PMA, les couples de femmes obtiennent l’adoption dans 95 % des cas

>> Selon une enquête du ministère de la Justice, que La Croix a pu consulter, sur les 721 demandes d’adoption d’enfant né d’une PMA à l’étranger au sein d’un couple de femmes, 281 décisions sur 295 sont positives. Deux juridictions ont saisi pour avis la Cour de cassation qui tiendra une audience le 22 septembre 2014.

Obtenir une « vision d’ensemble de la jurisprudence » sur les adoptions intraconjugales des enfants nés par procréation médicalement assistée à l’étranger : tel est l’objet de l’enquête interne lancée le 5 juin 2014 par la Chancellerie. En effet, depuis quelques mois, des jugements contradictoires ont été rendus. Car si la loi « mariage pour tous » permet bien aux conjoints homosexuels d’adopter, elle n’aborde pas précisément la question litigieuse de la procréation, qui, en France, n’est pas ouverte aux couples de femmes.

Selon ce bilan, daté du 17 juillet 2014, 721 demandes d’adoptions ont été déposées : 684 en la forme plénière (quand l’enfant n’a, sur son état civil, qu’un seul parent, le plus souvent la mère biologique) et 37 en la forme simple (possible quand l’enfant a déjà deux parents). Lors des audiences, 64 parquets, qui représentent le ministère, ont émis des avis favorables à l’adoption (ou une absence d’opposition). Sept parquets s’y sont au contraire opposés. Sept autres ont sollicité la saisine de la Cour de cassation pour avis.

In fine, sur les 295 décisions rendues, 281 jugements ont validé l’adoption sollicitée : 254 adoptions plénières et 27 adoptions simples. Neuf décisions ont au contraire été négatives : ce fut le cas notamment aux tribunaux de grande instance (TGI) de Versailles et d’Aix-en-Provence.

Le cas du tribunal de Versailles

Le 29 avril 2014, le tribunal de Versailles avait ainsi été le premier à refuser une adoption.
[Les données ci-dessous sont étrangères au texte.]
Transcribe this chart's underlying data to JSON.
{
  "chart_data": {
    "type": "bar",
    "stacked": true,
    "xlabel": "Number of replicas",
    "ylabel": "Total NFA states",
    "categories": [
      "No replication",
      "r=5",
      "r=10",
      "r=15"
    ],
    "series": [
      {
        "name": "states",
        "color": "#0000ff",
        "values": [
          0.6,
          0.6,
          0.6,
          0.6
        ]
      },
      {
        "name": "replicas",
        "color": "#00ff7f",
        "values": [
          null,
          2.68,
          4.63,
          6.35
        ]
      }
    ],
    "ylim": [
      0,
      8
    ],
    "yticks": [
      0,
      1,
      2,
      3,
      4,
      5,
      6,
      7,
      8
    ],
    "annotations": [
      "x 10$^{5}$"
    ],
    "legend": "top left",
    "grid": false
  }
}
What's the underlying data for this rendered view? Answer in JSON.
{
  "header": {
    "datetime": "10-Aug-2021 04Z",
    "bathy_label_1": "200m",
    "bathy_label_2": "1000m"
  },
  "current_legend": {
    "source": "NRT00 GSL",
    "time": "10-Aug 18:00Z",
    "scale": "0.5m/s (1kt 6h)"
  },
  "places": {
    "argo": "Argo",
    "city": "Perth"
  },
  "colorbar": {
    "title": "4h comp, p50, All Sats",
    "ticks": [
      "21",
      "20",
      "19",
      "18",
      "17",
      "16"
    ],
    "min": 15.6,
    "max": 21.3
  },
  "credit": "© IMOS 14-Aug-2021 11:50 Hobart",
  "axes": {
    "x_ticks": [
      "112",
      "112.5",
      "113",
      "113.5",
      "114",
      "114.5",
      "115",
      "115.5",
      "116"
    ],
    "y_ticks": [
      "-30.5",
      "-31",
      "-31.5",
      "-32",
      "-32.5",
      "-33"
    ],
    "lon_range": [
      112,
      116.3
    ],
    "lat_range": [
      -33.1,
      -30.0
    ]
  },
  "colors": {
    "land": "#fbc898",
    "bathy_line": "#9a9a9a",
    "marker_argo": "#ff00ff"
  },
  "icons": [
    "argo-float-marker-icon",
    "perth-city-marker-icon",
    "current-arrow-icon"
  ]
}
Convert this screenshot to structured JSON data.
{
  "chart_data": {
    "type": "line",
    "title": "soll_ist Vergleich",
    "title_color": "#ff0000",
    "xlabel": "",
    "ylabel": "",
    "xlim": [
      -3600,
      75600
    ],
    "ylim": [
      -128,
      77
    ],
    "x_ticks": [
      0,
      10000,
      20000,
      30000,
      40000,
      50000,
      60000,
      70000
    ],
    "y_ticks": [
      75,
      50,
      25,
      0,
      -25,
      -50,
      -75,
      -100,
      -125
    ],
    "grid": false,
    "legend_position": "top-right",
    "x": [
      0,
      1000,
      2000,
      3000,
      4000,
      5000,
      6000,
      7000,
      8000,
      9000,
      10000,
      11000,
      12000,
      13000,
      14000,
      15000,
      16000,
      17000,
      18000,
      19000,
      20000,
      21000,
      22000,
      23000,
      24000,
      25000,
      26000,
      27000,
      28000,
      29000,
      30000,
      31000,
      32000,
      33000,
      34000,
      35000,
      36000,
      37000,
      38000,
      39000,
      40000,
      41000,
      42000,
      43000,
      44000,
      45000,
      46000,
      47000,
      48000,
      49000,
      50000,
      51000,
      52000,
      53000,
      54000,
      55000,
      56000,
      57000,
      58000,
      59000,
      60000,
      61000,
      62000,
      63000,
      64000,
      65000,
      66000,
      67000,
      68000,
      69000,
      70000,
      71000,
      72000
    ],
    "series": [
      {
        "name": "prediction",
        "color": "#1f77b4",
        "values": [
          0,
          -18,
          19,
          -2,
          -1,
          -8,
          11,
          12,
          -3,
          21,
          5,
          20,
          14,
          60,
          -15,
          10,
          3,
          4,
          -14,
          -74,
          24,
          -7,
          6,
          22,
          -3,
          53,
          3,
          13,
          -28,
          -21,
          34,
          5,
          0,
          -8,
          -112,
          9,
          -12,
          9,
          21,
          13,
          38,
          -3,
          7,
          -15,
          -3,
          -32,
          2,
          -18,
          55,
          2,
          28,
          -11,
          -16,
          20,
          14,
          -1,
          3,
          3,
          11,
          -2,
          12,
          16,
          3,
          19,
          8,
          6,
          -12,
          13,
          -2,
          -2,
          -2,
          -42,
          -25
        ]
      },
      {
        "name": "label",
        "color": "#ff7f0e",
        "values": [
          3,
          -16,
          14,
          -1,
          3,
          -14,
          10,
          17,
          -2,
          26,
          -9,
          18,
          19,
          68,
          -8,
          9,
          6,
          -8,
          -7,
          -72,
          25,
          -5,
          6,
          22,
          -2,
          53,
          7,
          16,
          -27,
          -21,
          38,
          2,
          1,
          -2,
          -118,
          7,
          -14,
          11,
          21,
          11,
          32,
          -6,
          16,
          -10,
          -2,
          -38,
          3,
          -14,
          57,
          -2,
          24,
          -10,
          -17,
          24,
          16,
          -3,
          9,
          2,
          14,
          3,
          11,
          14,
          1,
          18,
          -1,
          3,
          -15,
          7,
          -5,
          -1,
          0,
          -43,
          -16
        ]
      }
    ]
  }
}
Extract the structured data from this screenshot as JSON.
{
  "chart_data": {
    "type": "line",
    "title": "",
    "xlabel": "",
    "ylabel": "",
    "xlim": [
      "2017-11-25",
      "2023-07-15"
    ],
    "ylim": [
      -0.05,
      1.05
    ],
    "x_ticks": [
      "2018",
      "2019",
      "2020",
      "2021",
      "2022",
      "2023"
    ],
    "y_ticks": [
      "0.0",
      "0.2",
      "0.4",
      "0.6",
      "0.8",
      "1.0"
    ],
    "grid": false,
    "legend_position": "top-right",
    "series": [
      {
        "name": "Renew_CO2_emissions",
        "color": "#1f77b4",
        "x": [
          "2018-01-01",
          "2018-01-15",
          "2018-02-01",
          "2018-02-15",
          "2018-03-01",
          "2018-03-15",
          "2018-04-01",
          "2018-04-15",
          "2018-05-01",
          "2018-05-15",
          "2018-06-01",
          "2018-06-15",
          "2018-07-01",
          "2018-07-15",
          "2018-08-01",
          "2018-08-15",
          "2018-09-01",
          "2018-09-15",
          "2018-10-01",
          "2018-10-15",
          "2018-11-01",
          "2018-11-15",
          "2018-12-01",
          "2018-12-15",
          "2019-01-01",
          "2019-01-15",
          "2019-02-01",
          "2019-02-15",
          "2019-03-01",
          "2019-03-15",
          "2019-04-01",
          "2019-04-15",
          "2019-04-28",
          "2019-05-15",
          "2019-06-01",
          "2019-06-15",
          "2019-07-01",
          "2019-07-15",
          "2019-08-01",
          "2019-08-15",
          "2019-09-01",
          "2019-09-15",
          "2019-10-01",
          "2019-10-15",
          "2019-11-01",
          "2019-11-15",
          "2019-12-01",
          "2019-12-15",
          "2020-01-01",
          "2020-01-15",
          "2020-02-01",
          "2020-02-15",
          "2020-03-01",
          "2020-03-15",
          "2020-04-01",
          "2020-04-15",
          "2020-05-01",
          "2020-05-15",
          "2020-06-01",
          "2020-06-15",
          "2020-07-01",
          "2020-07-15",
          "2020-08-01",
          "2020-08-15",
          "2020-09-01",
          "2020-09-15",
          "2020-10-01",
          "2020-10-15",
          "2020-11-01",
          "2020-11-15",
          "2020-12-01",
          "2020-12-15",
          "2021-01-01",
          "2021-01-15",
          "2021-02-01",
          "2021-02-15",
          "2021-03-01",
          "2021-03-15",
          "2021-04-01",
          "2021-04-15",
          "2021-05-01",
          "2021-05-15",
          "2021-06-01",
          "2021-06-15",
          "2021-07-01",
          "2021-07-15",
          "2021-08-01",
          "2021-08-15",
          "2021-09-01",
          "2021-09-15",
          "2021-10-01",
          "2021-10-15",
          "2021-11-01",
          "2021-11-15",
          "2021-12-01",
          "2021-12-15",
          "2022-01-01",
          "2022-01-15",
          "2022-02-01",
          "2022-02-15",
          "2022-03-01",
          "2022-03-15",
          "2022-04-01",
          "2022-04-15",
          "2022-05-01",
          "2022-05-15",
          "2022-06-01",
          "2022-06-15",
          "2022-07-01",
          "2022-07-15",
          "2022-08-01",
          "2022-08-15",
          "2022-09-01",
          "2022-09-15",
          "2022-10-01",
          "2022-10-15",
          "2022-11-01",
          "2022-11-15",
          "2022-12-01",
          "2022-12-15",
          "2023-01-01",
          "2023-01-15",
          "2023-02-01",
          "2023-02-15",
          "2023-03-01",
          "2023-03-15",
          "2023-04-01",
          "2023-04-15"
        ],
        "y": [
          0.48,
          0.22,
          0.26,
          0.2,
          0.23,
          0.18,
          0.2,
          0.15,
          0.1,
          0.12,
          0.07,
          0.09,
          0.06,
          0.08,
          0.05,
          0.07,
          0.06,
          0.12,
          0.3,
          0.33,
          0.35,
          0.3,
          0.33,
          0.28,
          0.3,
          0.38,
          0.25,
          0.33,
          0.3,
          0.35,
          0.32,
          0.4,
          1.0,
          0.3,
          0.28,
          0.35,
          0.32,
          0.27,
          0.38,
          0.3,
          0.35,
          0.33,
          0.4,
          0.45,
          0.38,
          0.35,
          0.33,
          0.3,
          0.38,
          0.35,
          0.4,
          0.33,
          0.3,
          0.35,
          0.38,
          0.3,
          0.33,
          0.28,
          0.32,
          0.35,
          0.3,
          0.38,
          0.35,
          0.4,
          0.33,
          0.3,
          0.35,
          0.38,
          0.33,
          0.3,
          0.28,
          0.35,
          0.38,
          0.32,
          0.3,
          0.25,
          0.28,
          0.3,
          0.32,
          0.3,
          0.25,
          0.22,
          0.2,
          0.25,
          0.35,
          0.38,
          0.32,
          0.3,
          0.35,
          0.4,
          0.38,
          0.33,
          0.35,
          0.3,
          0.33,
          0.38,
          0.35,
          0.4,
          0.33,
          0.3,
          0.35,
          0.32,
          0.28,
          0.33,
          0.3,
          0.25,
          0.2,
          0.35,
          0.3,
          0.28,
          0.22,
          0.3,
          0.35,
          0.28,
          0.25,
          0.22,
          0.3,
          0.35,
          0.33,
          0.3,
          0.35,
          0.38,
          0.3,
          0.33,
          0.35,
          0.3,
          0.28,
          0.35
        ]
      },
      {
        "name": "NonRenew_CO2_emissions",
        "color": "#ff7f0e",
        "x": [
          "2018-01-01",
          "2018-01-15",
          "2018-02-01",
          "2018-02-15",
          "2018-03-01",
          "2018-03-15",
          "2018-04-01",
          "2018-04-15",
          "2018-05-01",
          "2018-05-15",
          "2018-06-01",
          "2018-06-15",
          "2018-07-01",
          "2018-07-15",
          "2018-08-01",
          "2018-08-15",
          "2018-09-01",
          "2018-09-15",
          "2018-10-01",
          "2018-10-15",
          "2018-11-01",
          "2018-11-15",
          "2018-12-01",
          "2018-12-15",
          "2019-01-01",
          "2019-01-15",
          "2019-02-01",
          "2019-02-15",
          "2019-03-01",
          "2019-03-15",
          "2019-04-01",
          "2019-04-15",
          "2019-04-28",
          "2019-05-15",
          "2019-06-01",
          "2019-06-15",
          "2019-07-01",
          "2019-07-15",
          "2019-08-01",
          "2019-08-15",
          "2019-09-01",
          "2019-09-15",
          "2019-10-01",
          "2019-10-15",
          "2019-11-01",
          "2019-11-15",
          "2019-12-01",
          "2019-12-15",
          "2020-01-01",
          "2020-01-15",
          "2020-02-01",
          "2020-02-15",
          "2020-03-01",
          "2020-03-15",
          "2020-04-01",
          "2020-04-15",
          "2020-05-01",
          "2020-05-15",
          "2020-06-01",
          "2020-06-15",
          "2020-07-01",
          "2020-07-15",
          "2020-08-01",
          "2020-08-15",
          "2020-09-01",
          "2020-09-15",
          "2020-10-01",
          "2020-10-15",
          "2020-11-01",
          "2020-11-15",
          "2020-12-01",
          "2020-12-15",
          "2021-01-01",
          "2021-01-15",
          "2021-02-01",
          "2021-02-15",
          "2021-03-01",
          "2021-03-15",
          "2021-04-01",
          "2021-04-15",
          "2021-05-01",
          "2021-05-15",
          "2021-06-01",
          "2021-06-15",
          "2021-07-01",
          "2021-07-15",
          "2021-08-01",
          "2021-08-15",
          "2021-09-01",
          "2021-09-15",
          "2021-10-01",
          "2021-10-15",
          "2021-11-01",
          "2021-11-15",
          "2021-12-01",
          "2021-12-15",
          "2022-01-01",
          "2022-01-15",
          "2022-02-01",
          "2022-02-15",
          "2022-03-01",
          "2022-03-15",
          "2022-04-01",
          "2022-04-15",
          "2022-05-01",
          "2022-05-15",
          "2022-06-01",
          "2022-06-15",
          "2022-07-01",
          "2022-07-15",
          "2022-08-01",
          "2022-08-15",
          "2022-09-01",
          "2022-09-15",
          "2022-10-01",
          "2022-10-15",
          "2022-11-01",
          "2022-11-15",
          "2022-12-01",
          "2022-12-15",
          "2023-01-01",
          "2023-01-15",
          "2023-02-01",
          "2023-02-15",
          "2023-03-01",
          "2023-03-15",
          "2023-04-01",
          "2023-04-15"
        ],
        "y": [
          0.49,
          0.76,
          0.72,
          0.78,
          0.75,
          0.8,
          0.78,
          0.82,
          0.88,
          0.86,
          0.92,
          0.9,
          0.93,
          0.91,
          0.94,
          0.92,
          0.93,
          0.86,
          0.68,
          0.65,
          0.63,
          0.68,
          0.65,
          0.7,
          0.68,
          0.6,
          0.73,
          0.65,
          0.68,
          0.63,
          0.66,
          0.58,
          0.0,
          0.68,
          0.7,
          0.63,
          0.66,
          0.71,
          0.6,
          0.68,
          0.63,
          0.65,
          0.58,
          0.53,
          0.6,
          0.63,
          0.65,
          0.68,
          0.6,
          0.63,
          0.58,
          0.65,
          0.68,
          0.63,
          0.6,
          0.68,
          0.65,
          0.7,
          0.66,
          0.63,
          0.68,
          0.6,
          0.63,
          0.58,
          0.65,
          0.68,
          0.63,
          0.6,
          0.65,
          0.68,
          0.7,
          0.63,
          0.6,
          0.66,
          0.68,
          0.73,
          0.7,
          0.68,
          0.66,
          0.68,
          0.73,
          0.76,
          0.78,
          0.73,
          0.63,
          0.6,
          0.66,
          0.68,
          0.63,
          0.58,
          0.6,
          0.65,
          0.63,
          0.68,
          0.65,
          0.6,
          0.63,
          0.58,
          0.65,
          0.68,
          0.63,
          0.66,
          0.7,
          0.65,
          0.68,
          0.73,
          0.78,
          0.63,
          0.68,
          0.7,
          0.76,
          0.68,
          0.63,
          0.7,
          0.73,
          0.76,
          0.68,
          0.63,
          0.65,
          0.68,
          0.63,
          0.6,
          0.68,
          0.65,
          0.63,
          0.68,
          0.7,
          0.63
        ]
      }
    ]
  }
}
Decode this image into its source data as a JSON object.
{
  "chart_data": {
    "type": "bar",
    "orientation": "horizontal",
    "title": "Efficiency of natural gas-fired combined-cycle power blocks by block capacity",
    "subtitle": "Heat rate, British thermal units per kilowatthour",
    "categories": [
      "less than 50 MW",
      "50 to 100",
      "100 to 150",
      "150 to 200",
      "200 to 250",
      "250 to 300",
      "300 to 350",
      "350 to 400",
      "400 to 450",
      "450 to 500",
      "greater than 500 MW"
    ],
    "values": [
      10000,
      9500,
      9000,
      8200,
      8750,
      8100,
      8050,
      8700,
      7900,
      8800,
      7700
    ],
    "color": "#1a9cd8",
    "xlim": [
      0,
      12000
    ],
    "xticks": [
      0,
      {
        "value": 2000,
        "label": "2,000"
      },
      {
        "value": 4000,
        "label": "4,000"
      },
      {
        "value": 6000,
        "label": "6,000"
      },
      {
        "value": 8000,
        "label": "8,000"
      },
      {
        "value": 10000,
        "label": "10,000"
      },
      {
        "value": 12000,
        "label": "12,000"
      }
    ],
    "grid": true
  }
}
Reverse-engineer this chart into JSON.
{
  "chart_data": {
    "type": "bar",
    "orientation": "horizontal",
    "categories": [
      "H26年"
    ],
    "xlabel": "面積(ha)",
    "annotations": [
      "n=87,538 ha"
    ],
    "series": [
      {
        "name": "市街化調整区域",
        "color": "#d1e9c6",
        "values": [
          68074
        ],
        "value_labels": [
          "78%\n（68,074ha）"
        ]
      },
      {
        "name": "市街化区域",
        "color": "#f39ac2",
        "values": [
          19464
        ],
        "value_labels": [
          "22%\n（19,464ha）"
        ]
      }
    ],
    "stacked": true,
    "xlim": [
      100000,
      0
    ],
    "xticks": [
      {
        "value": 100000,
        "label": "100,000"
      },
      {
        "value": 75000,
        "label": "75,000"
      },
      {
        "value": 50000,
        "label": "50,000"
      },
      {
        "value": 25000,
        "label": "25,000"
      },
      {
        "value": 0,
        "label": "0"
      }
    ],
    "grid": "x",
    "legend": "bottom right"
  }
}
Il s’était fondé sur le fait qu’« en l’état du droit, la PMA n’est pas ouverte aux couples de femmes en France (…) ». Or, étant donné que les juges sont « tenus de vérifier que la situation juridique qui leur est soumise ne consacre pas une fraude à la loi » et « qu’il y a fraude lorsqu’on cherche à obtenir ce que la loi française prohibe », ce qui est, selon ce juge, le cas pour la PMA, le couple a été débouté de sa demande d’adoption.

Dans sa décision, le tribunal se fondait aussi sur la décision du Conseil constitutionnel qui avait validé, en mai 2013, la loi Taubira tout en précisant qu’il « appartient aux juridictions d’empêcher, de priver d’effet et, le cas échéant, de réprimer des pratiques constitutives d’un détournement » de la loi.

Une jurisprudence à clarifier

Alors que deux procédures en appel à l’initiative du ministère public sont en cours et que trois décisions ont ordonné des enquêtes sociales ou policières, deux juridictions ont préféré saisir la Cour de cassation pour avis avant de statuer. Il s’agit des TGI de Poitiers et d’Avignon. Dans sa demande, le premier interrogeait : « Le recours à la PMA par un couple de femmes est-il de nature à constituer une fraude à la loi empêchant que soit prononcée une adoption ? L’intérêt supérieur de l’enfant et le droit à la vie privée et familiale exigent-ils au contraire de faire droit à la demande ? »

L’audience devant la Cour de cassation doit se tenir le 22 septembre 2014. Celle-ci pourrait alors clarifier la jurisprudence, dans un sens ou dans l’autre, ou rejeter la saisine si elle estimait que la question de droit posée n’est pas « nouvelle », ne présente pas de « difficulté sérieuse » ou ne se pose pas « dans de nombreux litiges ».